As the horticulture company is changing its reporting period to a calendar year basis, due to the ever increasing proportion of the company's earnings occurring in the first half of the calendar year, these results are not classed as half year results and have been labelled as its "FP2018" results.
What happened in the half?
During the period the company achieved revenue of $478 million and EBITDA before SGARA, material items, and amortisation (EBITDA-S) of $35.3 million. This was a 2.4% and 42% decline, respectively, on the prior corresponding period.
NPAT before SGARA and material items and amortisation (NPAT-S) came in at $8.5 million, down from $28.6 million a year earlier.
This was driven by subdued trading in December and was largely in line with expectations after management provided a trading update at the start of January.
In addition to this, Costa's CEO, Harry Debney, explained: "The six-month financial period to December has delivered a lower profit number than expected. There were several contributing factors to this, some of which had been accounted for including bringing African Blue on to our balance sheet as a result of majority ownership, additional preharvest farming cost investment through our increased international footprint and an 'off' citrus season in terms of the biennial nature of the crop."

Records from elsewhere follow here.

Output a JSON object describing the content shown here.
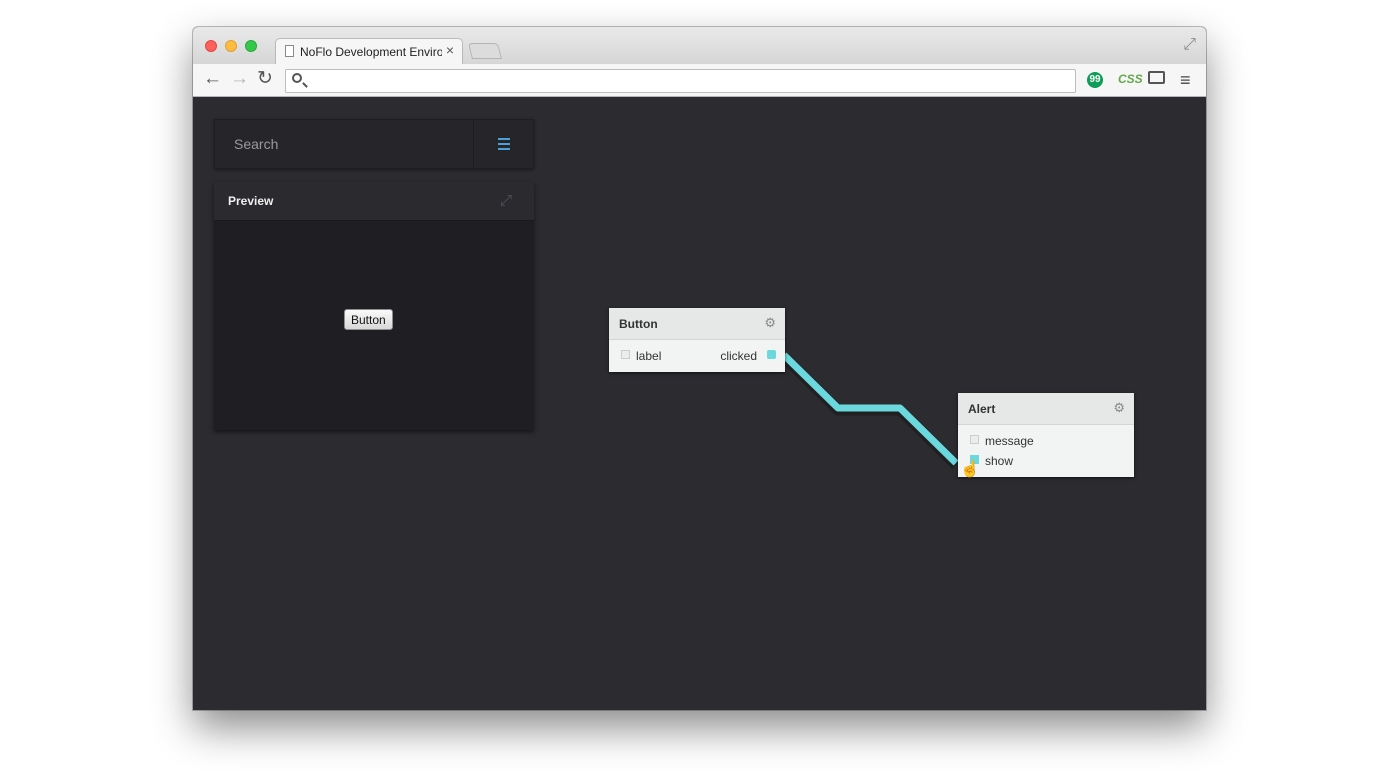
{
  "browser": {
    "tab_title": "NoFlo Development Environment",
    "tab_close": "×",
    "address": "",
    "extensions": {
      "css_label": "CSS",
      "hangouts_label": "99"
    }
  },
  "sidebar": {
    "search": {
      "placeholder": "Search",
      "value": ""
    },
    "preview": {
      "title": "Preview",
      "button_label": "Button"
    }
  },
  "graph": {
    "accent_color": "#6ad8dc",
    "nodes": [
      {
        "title": "Button",
        "inports": [
          {
            "label": "label",
            "connected": false
          }
        ],
        "outports": [
          {
            "label": "clicked",
            "connected": true
          }
        ]
      },
      {
        "title": "Alert",
        "inports": [
          {
            "label": "message",
            "connected": false
          },
          {
            "label": "show",
            "connected": true
          }
        ],
        "outports": []
      }
    ],
    "edges": [
      {
        "from": "Button.clicked",
        "to": "Alert.show"
      }
    ]
  }
}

The good news is that the company remains on target to meet its medium to long term profit growth objectives. This includes "building capacity, opening new markets, both domestic and international, further developing product premiumisation and differentiation and investment in the automation of harvest and post-harvest activities."
Another positive is that trading conditions have improved since its last update. Management advised: "During February solid price recovery has been experienced across our categories from the earlier challenging period."
As a result, its expects calendar year 2019 profit growth of at least 30%.
Should you invest?
It has been a shaky few months for Costa but things look to be improving now. So with its shares down 42% from their 52-week high and changing hands at 21x estimated FY 2019 earnings, I think they could be worth considering along with fellow consumer staples shares A2 Milk Company Ltd (ASX: A2M) and Treasury Wine Estates Ltd (ASX: TWE).